While driving back from the pool, we saw two magnificently maned lions, and three well-groomed lionesses basking indolently in the sun. They did not wince at all, when a dozen cameras clicked. Instead, they preened themselves like stars surrounded by fans! We also watched many ostriches, and giraffes hurrying in uncouth haste to some mysterious rendezvous.


After lunch, Dr. Patel took Baba and party in cars to Nanyuki, 6400 feet above sea level, a town where, if you have poetry in you, you can experience the thrill of having one foot in the southern hemisphere, and the other in the northern, for the equator passes through the place! In fact, a hotel here boasts that the line passes through its veranda.


The full moon day, when spiritual aspirants dedicate themselves anew at the feet of the master, was on the 10th. Baba had told Bombay that he would reach the city by plane by 9.45 p.m., leaving Kampala at 11 a.m., so that both Africa and Asia would have the thrill of his darshan on the same day! But, yielding to the yearning of the Africans, he decided to spend the whole day at Kampala, granting devotees in other continents other evidence of his omnipresence.


More than 25,000 persons gathered that morning for the bhajan. The Africans joined the chorus led by a Tanzanian, Mr. Zoodoo. For over two hours, Baba walked slowly among the lines lonely, love-seeking eager hearts, giving each person a handful of sweets and a packet of vibhuti.
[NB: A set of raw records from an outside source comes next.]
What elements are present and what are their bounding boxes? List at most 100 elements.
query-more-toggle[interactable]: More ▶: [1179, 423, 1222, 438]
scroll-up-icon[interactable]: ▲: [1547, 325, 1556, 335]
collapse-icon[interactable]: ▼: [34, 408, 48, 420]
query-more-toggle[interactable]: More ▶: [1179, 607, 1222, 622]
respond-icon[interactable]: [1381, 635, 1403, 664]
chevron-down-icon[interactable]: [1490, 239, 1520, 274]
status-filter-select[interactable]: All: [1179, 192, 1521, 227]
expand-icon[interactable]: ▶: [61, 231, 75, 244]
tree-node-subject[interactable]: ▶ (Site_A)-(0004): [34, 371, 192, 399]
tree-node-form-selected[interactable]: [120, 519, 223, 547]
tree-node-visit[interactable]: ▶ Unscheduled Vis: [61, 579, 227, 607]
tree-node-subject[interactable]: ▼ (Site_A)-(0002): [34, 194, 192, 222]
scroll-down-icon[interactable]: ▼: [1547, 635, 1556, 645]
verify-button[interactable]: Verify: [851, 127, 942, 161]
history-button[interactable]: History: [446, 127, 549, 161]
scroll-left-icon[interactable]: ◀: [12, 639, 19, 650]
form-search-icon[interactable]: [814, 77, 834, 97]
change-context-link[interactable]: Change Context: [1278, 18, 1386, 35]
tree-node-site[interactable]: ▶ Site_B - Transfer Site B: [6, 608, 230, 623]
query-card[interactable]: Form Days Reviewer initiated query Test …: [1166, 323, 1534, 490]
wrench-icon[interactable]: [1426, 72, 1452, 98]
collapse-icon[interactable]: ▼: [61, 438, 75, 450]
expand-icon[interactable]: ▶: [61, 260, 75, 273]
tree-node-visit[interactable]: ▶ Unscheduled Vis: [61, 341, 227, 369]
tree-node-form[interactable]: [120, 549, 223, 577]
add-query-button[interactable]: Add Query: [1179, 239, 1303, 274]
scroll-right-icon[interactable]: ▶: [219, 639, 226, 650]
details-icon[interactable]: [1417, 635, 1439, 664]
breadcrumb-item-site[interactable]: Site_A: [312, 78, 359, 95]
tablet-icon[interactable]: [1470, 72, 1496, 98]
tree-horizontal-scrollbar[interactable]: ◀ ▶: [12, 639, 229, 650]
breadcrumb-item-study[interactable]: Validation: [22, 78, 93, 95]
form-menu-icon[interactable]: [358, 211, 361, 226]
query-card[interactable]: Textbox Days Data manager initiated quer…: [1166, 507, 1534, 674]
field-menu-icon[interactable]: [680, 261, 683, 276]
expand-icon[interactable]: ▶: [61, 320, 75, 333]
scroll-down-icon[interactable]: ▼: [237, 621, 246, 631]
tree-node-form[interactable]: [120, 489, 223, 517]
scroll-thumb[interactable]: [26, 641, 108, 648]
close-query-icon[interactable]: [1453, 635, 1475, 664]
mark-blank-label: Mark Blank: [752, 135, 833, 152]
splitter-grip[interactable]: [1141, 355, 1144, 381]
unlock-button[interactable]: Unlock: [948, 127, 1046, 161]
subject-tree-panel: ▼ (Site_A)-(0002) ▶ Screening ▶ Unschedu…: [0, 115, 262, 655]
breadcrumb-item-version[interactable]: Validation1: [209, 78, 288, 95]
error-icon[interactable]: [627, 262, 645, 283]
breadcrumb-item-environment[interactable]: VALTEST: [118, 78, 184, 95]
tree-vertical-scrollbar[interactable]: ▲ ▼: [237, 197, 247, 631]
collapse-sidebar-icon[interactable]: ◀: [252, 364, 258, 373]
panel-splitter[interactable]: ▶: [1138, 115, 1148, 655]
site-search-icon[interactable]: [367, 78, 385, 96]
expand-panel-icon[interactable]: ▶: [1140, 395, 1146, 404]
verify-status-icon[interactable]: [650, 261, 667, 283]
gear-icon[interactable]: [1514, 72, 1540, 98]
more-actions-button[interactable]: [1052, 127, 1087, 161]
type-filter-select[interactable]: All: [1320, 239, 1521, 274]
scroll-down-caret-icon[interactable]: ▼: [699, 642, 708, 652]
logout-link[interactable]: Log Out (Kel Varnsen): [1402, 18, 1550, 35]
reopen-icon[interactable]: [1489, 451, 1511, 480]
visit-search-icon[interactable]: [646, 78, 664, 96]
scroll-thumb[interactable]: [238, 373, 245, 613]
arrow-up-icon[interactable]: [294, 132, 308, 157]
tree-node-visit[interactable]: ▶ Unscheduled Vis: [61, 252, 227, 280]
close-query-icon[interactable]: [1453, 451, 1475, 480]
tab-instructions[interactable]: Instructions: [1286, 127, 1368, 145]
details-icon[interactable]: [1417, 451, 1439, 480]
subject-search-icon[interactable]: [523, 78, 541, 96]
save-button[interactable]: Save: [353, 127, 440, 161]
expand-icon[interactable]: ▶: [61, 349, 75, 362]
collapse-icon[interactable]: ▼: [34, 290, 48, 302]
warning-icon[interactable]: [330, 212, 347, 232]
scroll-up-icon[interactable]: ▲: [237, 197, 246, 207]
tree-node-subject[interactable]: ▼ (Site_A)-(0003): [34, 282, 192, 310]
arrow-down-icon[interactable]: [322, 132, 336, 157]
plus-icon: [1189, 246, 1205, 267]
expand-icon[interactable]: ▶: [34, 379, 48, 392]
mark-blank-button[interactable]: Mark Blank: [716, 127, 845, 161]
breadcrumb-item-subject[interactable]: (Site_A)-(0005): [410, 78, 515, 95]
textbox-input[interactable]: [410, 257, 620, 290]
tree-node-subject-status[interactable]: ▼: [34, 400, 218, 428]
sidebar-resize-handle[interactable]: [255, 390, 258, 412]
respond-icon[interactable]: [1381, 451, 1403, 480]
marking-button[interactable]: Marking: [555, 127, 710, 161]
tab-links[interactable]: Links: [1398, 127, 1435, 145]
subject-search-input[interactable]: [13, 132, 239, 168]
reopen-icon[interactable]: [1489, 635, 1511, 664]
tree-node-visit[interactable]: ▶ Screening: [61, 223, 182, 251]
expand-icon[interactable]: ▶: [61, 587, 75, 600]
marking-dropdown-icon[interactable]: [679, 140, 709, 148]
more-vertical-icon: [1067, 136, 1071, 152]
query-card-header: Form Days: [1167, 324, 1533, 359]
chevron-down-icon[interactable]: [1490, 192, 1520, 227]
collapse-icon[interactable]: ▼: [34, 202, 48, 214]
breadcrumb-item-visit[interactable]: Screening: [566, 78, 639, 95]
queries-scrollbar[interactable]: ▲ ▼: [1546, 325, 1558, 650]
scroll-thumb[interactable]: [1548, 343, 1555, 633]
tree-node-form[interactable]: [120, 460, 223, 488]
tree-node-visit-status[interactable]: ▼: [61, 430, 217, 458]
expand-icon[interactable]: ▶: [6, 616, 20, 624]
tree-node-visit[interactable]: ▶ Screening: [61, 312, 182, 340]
To the amazement of the recipients, most of them discovered inside the packet, lying ensconced in the midst of the holy ash, enamel or metal portraits of Christ, the Cross, Krishna, or Sai Baba himself.


On the evening of the tenth of July, Baba talked to about 200 young men and women, who served as volunteers at the bhajan gatherings and at public meetings. The constables on duty as well as the chauffeur of the pilot car were also rewarded by His grace.


On the 12th, Baba proceeded to the Murchison falls national park, one of the most beautiful and fauna-stocked regions of East Africa. The straight road, leaping over the shoulders of a series of hills, tempted the person who was at the wheel of our car to race and overtake every car that moved in front. We were catapulting so fast, that a sudden turn of the road found the car rolling madly over and over, finally coming to rest on its jammed wheels in agonised silence.


The Murchison falls are furious and fascinating. The Nile comes foaming and rapid, down a continuous stairway until the bed contracts suddenly into a gap in the rock, barely six yards wide; through this strangling portal the tremendous river is shot in one single jet, down a depth of 160 feet, into a stream of terror and beauty. Baba was happy that we could see this sublime scene.


Bob Raymer got a series of lovely pictures of Baba before these waters. Returning to Masindi through a road rendered slushy with a thick shower of rain, we had to slacken speed to avoid skidding. Elephants crossing the highway were another cause for delay.


From Masindi we proceeded to Kkondo, 80 miles away, where a bhajan mandir, in authentic afro-architectural style built by a devotee, was to be inaugurated. It was a large estate, growing paddy, sugarcane and bananas. The mandir was full of squatting African labourers, who venerated Baba as the god-man from the east. Baba sat on a special seat arranged for him, but soon he was among the farmers, creating and distributing sweets and curatives.


He told the gathering of Africans and Indians that man alone among the beings strayed form his allotted tasks; the rest stuck to their respective dharmas, whatever the obstacle. The tiger will never stoop to eating grass; the elephant can never be tempted have a meal of fish or flesh. But man, the crown of creation, is grovelling in the mire of bestiality and, withal, proud of it!


Kampala was reached at 1 a.m. The lateness of the hour only whetted the appetite for darshan of the thousands who were waiting there all day, busy singing bhajans. Baba gave them the much-coveted gift, walking among them and standing on the decorated dais long enough to satisfy them.


Baba is always everywhere. He reveals his presence to all who call on him, or even to many who are unaware that God is amidst them for their sake. For Baba, there is no coming or going, no arriving or leaving. Still, the physical presence wins such indelible loyalty that one feels an orphan without it.